It has been 3weeks and I have not seen a drop of blood. I never thought I’d say this but I actually miss my periods. What could be wrong. Maybe the cycle changed, I can hold on, I can wait for a few more days and maybe just maybe, my period will show up. A change in diet might trigger my system, maybe jogging, could Google have answers for me!? Am tired of the wait, it’s been four weeks. Pregnancy signs normally show up after 6weeks, I should monitor my weights but there hasn’t been anything unusual. It’s week 5 and I am having abnormal cravings, maybe i should visit a clinic and find out what’s going on. While i wait at the reception, my mind keeps drifting, what if a classmate finds me here, or a friend, what do I say? So i rise up from the small white chair in the waiting room and i ask the lady if they sell pregnancy tests? She smiles at me, she probably noticed my pale worried face. And she offers me one for free.
I forgot to say thank you, I immediately rushed out and stuffed the test in my purse and held it tight. I rushed to my hostel room, locked the door and sunk to the floor and cried, looking at the heavens and hoping that God makes a way. I calm myself down and walk to the bathroom. I squart on the toilet seat as i rip the test open and take the pee sample. And now I wait.
I have pictured this moment so many times. Basing on the stories I have heard, the movies I have watched, the stupid mistakes that brought me close to this moment. And nothing, nothing has proved to be more scary than being pregnant at this age. My education, my image, meanwhile I am broke, like literally broke. So whose going to take care of this baby, who!? My life doesn’t go back to normal, never. Cause now my thoughts are all about me and my baby. And as we celebrate “sexual freedom”, don’t forget about the other parties that are involved in this. For my part, my big brothers that are trying to give me the world, my mother whose already going through so much and my baby sister who adores my ass. There is so much on the line.
But then again, do young mothers deserve the shaming that’s done by their family, friends and the society. Why do we cast them out!? I am not trying to protect them neither am I trying to crucify them but now that it has happened, what is next for them and their children!? Why are we quick to judge a 21 year old who has a baby but then come up with excuses to protect the ones that have aborted or rather act aloof like we don’t know about this. Both are choices, each with a different reason and story. So then why shame them.

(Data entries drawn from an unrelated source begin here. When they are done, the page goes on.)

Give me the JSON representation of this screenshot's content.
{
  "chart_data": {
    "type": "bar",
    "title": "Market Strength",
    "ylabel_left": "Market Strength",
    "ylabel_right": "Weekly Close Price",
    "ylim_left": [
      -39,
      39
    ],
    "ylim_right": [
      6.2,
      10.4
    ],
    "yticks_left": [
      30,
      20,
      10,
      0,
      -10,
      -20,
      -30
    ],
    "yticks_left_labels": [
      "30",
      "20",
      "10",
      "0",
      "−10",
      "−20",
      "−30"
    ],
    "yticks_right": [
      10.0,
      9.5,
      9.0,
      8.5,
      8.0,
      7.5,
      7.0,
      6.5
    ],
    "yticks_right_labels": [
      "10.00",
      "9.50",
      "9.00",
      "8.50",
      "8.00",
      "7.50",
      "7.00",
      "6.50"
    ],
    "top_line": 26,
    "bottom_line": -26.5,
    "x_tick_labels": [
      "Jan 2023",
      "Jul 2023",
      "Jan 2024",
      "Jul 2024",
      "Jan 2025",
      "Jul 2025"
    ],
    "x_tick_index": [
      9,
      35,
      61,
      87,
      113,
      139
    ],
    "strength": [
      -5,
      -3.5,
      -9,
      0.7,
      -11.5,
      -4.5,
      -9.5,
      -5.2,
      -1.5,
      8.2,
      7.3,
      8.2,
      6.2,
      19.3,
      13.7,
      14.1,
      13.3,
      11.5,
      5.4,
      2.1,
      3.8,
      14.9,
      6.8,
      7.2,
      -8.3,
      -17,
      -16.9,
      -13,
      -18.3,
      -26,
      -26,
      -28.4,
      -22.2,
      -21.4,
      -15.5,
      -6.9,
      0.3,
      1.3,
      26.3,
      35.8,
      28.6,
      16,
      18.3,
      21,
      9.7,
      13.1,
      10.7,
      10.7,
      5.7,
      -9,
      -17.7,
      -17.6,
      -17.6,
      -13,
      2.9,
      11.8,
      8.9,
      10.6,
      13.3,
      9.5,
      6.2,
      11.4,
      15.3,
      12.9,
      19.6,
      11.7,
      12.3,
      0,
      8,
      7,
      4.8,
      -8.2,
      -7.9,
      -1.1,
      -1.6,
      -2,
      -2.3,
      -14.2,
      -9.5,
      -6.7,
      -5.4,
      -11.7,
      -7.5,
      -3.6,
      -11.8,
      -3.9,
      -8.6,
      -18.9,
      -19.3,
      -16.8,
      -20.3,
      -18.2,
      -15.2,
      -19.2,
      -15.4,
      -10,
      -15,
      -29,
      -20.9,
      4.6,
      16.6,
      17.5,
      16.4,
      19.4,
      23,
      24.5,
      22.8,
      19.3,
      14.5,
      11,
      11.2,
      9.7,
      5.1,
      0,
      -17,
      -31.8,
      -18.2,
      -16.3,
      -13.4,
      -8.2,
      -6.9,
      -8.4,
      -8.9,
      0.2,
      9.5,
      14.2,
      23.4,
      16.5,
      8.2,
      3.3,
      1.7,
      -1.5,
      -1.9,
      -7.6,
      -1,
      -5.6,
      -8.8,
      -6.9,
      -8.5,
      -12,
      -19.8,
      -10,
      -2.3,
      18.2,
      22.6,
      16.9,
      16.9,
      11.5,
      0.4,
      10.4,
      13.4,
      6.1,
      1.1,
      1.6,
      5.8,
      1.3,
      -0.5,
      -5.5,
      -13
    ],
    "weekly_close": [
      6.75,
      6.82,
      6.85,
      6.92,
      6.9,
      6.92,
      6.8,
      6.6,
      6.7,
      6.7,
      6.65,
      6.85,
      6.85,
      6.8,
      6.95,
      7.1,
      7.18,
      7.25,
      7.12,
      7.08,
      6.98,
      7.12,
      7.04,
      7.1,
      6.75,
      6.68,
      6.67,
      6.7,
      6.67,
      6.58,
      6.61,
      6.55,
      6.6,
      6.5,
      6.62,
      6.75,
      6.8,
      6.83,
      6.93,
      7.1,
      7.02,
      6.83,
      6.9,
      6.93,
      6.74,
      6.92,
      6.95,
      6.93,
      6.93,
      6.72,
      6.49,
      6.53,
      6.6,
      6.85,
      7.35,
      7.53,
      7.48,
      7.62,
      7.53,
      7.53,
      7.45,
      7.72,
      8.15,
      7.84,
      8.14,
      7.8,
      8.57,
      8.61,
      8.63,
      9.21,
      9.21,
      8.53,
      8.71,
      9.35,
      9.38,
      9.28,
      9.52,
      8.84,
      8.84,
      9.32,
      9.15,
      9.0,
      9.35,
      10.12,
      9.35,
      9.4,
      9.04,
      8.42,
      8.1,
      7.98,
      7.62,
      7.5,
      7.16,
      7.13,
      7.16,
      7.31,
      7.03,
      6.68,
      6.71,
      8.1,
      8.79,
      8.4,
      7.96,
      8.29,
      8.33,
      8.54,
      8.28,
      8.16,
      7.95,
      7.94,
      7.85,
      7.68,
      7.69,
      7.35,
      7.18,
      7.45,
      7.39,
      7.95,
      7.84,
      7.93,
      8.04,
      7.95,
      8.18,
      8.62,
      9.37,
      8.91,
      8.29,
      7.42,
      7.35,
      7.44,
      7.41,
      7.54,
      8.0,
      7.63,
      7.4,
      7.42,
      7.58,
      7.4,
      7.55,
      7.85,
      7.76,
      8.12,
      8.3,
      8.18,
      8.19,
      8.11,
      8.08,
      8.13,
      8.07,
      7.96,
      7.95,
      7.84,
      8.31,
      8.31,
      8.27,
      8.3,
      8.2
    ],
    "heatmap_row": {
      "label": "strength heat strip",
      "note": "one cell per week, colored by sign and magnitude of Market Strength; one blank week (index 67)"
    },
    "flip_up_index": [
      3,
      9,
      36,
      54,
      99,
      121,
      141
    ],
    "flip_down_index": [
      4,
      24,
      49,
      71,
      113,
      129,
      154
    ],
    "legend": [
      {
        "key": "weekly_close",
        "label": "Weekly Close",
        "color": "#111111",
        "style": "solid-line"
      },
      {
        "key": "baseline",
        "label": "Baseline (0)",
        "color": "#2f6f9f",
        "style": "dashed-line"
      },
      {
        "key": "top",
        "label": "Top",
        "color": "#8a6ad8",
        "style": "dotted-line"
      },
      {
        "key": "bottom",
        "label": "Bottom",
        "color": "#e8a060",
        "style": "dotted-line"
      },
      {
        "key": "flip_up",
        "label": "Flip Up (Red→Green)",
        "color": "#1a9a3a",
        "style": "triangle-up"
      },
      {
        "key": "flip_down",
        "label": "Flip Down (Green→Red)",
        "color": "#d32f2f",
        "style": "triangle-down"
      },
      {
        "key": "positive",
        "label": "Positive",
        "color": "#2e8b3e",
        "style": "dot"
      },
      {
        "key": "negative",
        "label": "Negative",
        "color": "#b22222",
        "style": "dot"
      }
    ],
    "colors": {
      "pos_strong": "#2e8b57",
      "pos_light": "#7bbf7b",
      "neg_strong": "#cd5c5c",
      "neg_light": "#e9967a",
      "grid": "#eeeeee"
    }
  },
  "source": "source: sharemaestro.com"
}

You know I thought that since I am turning 21, some things would be “easy”. I mean it would be easy telling my mom about my relationships, about my first times, about my visit to the gynaecologist, and definitely a mess up that has led to a baby bump. Society will see me as stupid, a girl going to university, a girl with brains, how were you this impatient, what went wrong!? And then comes the friends, then the boy that got you pregnant, the neighbours, my family. there is so much that’s unknown. And the unknown is always scary and blurry and painful.
And funnily, a girl faces the most hardships during this time. I mean the worry that you missed your period, you asking your friends indirectly about such scenarios. It’s you that takes the test, it’s you that sees that double line or you listen to the doctor breaking it to you. The fear and anger cause you realise that you were reckless. The sleepless nights cause you are worried sick. The burden of telling the boy that got you pregnant is on you not forgetting, telling your parents. Then the dawn of the 9months and then you don’t know. The thought of all of this gets you to think about abortion. I cannot exhaust it all!
“Sex before marriage is a sin”, hold that thought. I just want us to stop passing on these issues as mere trespasses, as tragedies, as life ending situations. These things are real and we need to face them amidst our fears and doubts, let’s stop passing them on as the worst betrayals. They are worthy, she is worthy, she’s not unclean, she’s human.
Small confession; I didn’t know how to address this, I couldn’t say early pregnancy, or childhood pregnancy or young motherhood.